Norway has never accepted the dumping accusations and began negotiating with EU and in June the Commission decided to drop the punitive salmon duty and replace it with a minimum price for salmon. Both Norwegian farmers and Danish processors were relieved, but for the Danes the troubles were definitively not over. The first problem was --- who was going to get the refund of (now) withdrawn salmon duty. The Norwegians who handed over the cash duty or the Danes, who 'paid the price' for being dependent on Norwegian salmon in the market?

Death by duty?

There is no answer book for the maths, but Danish and Norwegian organisations have worked to find an agreement. According to Ole Hatlebakk, the director and owner of O.H. Fiskeeksport AS, the new minimum price regulation is the worst they could get.

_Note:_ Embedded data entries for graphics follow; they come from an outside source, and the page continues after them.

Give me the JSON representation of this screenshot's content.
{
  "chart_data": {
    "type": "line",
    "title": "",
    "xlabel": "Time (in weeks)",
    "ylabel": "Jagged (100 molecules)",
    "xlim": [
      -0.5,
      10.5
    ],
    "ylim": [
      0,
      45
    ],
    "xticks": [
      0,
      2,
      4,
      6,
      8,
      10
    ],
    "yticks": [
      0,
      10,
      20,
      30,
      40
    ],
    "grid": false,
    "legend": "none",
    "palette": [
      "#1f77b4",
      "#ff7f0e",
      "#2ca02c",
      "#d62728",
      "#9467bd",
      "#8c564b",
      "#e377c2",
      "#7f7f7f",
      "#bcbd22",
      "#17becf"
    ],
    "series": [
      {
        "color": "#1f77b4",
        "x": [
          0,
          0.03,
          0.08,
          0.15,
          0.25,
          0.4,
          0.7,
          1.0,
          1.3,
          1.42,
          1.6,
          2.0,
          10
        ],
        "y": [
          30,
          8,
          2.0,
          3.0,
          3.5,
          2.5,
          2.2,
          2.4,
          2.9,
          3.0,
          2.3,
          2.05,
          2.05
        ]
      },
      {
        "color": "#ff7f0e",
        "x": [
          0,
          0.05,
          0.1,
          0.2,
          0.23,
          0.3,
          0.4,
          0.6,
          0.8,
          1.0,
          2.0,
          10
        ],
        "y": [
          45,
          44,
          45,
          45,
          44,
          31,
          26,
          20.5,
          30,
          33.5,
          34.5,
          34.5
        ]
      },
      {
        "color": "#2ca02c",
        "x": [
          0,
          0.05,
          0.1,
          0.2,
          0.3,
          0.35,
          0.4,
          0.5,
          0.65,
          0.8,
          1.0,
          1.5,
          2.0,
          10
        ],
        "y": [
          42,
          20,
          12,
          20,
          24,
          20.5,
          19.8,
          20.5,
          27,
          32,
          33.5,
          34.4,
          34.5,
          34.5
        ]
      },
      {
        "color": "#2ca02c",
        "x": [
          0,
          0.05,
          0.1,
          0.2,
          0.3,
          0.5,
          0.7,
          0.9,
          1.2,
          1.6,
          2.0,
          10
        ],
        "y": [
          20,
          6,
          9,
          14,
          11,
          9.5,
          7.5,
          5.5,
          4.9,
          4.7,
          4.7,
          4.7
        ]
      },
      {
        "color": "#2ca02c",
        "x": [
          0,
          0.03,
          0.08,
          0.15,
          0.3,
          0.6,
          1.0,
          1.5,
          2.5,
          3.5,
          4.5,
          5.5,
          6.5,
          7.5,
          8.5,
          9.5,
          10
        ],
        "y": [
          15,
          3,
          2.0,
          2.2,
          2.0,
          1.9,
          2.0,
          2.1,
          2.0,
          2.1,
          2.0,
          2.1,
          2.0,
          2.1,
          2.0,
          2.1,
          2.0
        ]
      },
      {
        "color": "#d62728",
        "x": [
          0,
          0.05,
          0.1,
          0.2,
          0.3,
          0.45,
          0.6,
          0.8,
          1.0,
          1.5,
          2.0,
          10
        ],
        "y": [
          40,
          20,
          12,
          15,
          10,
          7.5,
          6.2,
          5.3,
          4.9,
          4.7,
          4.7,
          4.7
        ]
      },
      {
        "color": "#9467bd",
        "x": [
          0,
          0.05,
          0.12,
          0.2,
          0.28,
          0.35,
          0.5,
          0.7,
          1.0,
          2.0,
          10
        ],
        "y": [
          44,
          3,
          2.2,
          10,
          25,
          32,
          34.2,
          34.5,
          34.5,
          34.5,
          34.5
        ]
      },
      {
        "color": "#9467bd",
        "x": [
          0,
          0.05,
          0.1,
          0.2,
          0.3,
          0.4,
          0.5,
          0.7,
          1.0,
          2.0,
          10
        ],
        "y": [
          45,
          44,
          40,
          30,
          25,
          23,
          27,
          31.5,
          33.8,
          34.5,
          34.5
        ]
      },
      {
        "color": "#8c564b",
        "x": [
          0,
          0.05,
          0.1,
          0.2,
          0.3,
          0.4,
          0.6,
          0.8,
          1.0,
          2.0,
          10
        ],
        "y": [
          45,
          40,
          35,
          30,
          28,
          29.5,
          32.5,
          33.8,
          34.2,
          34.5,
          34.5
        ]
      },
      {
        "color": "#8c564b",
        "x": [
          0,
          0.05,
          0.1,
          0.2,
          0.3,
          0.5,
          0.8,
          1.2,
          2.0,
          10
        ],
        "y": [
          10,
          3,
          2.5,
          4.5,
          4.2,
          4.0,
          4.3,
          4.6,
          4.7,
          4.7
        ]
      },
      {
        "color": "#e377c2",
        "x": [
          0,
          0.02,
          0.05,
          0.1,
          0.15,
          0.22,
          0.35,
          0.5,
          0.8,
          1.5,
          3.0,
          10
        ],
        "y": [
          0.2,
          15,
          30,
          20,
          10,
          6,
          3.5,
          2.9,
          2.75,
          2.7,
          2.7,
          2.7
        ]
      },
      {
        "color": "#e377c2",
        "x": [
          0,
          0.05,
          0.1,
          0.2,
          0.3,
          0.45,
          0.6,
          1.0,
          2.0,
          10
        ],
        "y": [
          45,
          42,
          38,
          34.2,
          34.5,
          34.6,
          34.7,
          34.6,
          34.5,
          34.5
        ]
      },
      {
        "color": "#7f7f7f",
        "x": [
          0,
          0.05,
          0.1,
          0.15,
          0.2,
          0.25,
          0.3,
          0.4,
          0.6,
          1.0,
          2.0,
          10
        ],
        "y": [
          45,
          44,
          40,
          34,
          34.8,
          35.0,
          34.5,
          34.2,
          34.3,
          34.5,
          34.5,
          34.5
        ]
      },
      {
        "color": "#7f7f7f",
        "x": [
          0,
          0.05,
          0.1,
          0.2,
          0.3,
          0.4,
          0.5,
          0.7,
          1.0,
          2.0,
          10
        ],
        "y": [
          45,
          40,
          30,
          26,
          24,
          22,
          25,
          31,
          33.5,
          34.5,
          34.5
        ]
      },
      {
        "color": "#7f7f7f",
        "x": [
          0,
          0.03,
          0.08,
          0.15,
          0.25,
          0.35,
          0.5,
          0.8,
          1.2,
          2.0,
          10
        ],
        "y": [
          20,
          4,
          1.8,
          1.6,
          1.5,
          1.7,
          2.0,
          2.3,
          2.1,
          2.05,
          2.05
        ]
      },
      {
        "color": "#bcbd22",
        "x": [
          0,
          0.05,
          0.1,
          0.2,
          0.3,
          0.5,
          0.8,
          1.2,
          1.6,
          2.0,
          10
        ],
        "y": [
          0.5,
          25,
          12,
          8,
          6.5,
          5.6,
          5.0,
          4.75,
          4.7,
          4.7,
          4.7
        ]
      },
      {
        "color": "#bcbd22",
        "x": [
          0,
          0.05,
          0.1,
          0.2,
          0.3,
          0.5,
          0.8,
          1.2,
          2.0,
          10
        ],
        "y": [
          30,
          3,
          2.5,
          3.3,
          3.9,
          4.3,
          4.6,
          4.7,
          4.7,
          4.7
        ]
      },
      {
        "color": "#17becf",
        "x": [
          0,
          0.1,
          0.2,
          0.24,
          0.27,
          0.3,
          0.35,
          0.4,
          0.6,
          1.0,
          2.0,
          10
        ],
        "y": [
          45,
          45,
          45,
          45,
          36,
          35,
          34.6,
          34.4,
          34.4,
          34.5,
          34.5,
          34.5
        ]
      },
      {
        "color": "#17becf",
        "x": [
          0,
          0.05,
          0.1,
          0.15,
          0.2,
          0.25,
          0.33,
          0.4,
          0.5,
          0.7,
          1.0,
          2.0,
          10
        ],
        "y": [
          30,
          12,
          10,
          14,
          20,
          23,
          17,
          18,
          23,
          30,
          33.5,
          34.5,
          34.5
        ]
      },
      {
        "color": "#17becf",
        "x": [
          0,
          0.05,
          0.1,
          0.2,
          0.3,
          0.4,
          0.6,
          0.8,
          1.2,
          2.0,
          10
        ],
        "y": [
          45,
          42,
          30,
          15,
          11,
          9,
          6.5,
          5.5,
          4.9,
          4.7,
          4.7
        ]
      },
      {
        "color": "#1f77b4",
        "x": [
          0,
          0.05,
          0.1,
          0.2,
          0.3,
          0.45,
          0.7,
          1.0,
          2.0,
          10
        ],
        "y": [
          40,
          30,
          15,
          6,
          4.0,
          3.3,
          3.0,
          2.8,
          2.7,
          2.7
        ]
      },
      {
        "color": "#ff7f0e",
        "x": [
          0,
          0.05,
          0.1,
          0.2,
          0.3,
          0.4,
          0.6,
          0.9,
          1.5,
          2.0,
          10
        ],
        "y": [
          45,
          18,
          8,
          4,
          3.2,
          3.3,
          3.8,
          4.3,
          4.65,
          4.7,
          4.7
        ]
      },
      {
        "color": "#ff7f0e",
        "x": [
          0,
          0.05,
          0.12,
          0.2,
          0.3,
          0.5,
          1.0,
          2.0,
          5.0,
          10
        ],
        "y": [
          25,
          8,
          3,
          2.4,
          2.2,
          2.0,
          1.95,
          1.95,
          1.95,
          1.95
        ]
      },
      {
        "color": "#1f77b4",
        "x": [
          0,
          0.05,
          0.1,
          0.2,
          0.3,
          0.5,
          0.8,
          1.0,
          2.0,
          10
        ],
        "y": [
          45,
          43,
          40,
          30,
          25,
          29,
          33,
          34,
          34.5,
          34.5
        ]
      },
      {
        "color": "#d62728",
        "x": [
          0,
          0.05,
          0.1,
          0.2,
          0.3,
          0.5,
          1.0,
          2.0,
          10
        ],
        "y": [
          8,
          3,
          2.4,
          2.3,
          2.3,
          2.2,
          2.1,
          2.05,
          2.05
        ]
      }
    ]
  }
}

"The problem is that the minimum prices for whole salmon and for salmon fillet don't harmonise. The Norwegian negotiators know the industry much better than the EU bureaucrats, giving the Norwegian processing industry a clear advantage. If they don't manage to change this, the European salmon industry will die", claims Hatlebakk.

Even more worrying for them is the fact that the salmon price has continued to rise even after the duty was taken off. Processing companies dependent on long term agreements with supermarkets chains are getting squeezed. By the middle of July the average price was 28.50 NOK (€3.2) and still climbing. The value-adding industry in Denmark has reacted in different ways. Pan Fish actually has retreated. A-fish AS still has production in Poland, using cheap labour to lower the total costs. Another way to lower the costs, is switching to frozen salmon from Chile. Generally the Danish industry wants to avoid this, but in recent months there is evidence that Chilean product is being bought. Buying Chilean salmon is also more widespread among Denmark's Polish competitors, and some suggest that the fish from Chile may often end up under the same label in the same shelf packet as the Norwegian salmon. Denmark has modern facilities, skilled workers, keen traders and a long tradition in this sector.

Patient owners are hanging on for the rollercoaster to come out of its climb and head into a dive --- part of the normal ride in the industry. When the salmon price drops, the brave Danes should be able to make money again. However, since no one can tell when that will be, the survivors will be those with more diversified activities or a cashpile at the bank to help them weather the trough.